In a two-year oral carcinogenicity study in Fischer 344 rats, ursodiol at doses
up to 300 mg/kg/day (1,800 mg/m2/day, 3.2 times the recommended maximum human
dose based on body surface area) was not tumorigenic.

In a life-span (126-138 weeks) oral carcinogenicity study, Sprague-Dawley rats
were treated with doses of 33 to 300 mg/kg/day, 0.4 to 3.2 times the recommended
maximum human dose based on body surface area. Ursodiol produced a significantly
(p£0.5, Fisher’s exact test) increased incidence of pheochromocytomas
of the adrenal medulla in females of the highest dose group.

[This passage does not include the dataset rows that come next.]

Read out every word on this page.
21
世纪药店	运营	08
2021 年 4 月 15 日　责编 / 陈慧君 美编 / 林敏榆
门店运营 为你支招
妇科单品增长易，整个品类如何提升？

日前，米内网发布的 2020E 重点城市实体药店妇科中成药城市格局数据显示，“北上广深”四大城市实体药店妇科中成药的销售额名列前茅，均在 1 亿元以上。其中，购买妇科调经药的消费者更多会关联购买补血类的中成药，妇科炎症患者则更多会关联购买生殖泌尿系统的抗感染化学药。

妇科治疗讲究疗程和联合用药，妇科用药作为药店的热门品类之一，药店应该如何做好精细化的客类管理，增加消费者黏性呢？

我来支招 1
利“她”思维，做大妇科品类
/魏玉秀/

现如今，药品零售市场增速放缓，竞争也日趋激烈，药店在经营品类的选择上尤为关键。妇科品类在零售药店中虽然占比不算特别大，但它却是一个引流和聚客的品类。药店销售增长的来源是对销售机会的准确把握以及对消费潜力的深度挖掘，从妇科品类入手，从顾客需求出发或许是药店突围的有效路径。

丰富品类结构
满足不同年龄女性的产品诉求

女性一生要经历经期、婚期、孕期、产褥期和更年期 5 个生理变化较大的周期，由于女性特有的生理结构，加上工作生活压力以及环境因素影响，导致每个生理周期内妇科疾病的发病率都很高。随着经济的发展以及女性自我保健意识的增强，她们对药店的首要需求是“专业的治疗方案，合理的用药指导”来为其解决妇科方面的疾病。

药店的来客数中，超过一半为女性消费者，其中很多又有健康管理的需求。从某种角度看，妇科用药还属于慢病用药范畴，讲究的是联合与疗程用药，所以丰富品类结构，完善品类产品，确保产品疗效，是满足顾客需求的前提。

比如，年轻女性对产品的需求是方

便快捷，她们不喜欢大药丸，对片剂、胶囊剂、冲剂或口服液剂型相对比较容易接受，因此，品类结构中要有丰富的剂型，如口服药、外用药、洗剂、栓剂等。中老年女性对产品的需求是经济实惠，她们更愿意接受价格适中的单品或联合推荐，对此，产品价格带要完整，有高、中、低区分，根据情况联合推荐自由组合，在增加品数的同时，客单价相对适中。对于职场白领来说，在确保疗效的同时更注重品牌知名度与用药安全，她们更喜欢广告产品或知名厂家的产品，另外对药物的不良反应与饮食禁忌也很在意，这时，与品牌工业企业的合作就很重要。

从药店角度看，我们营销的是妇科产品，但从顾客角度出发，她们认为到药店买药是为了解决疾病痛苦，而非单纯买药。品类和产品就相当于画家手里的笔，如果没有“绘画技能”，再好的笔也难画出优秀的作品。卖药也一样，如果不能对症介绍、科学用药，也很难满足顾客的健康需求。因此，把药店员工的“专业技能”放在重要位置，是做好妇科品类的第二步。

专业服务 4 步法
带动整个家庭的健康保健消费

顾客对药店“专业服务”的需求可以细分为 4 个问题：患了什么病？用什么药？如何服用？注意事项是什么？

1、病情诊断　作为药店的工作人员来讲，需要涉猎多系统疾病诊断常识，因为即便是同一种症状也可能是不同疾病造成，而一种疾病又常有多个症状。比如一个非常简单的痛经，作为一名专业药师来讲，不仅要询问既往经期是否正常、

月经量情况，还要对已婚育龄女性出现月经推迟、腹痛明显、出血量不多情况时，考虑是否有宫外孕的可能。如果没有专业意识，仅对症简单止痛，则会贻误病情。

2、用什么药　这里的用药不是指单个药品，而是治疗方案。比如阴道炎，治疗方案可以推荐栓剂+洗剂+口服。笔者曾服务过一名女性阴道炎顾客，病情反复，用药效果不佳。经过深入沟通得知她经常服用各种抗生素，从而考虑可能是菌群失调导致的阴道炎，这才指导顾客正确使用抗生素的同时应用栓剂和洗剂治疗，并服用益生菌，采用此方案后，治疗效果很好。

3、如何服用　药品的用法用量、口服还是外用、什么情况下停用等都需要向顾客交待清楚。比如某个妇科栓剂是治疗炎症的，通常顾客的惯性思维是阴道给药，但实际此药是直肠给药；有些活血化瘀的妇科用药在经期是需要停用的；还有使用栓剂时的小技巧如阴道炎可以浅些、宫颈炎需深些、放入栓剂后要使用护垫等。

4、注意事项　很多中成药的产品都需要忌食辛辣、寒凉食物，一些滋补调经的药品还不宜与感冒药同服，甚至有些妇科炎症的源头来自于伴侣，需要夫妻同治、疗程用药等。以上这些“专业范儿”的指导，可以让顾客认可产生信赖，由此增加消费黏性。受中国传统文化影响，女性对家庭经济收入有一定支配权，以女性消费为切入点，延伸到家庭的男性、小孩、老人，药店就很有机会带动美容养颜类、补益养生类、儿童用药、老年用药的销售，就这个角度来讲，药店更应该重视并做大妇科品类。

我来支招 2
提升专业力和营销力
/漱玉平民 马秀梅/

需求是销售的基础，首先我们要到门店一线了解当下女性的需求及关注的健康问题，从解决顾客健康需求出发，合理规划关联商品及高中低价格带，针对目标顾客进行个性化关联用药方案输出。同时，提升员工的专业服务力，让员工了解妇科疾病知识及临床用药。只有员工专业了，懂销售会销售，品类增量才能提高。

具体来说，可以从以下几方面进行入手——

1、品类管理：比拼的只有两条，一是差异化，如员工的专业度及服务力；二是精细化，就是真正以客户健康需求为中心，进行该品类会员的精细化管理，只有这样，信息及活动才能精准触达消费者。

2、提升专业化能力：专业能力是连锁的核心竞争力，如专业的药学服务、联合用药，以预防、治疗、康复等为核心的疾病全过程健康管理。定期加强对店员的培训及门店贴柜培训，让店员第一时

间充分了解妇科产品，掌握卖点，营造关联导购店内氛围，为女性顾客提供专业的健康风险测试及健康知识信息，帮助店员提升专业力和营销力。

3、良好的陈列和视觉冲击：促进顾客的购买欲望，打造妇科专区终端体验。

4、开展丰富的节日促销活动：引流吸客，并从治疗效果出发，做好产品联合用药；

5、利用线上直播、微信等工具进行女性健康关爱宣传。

In 103-week oral carcinogenicity studies of lithocholic acid, a metabolite
of ursodiol, doses up to 250 mg/kg/day in mice and 500 mg/kg/day in rats did
not produce any tumors. In a 78-week rat study, intrarectal instillation of
lithocholic acid (1 mg/kg/day) for 13 months did not produce colorectal tumors.
A tumor-promoting effect was observed when it was administered after a single
intrarectal dose of a known carcinogen N-methyl-N’-nitro-N-nitrosoguanidine.
On the other hand, in a 32-week rat study, ursodiol at a daily dose of 240 mg/kg
(1,440 mg/m2, 2.6 times the maximum recommended human dose based on body surface
area) suppressed the colonic carcinogenic effect of another known carcinogen
azoxymethane.

Ursodiol was not genotoxic in the Ames test, the mouse lymphoma cell (L5178Y,
TK+/-) forward mutation test, the human lymphocyte sister chromatid exchange
test, the mouse spermatogonia chromosome aberration test, the Chinese hamster
micronucleus test and the Chinese hamster bone marrow cell chromosome aberration
test. Ursodiol at oral doses of up to 2,700 mg/kg/day (16,200 mg/m2/day, 29
times the recommended maximum human dose based on body surface area) was found
to have no effect on fertility and reproductive performance of male and female
rats.

Pregnancy, Teratogenic Effects. Pregnancy Category B

Teratology studies have been performed in pregnant rats at oral doses up to
2,000 mg/kg/day (12,000 mg/m2/day, 22 times the recommended maximum human dose
based on body surface area) and in pregnant rabbits at oral doses up to 300
mg/kg/day (3,600 mg/m2/day, 7 times the recommended maximum human dose based
on body surface area) and have revealed no evidence of impaired fertility or
harm to the fetus due to ursodiol.

There are no adequate or well-controlled studies in pregnant women. Because
animal reproduction studies are not always predictive of human response, this
drug should be used during pregnancy only if clearly needed.

Nursing Mothers

It is not known whether ursodiol is excreted in human milk. Because many drugs
are excreted in human milk, caution should be exercised when URSO® is administered
to a nursing mother.

Pediatric Use

The safety and effectiveness of URSO® in pediatric patients have not been
established.

OVERDOSE

Accidental or intentional overdosage with ursodiol has not been reported. The
most severe manifestation of overdosage would likely consist of diarrhea which
should be treated symptomatically.

Single oral doses of ursodiol at 10, 5 and 10 g/kg in mice, rats and dogs,
respectively were not lethal. A single oral dose of ursodiol at 1.5 g/kg was
lethal in hamsters. Symptoms of acute toxicity were salivation and vomiting
in dogs, and ataxia, dyspnea, ptosis, agonal convulsions and coma in hamsters.

DOSAGE AND ADMINISTRATION

The recommended adult dosage for URSO® in the treatment of PBC is 13-15
mg/kg/day administered in four divided doses with food.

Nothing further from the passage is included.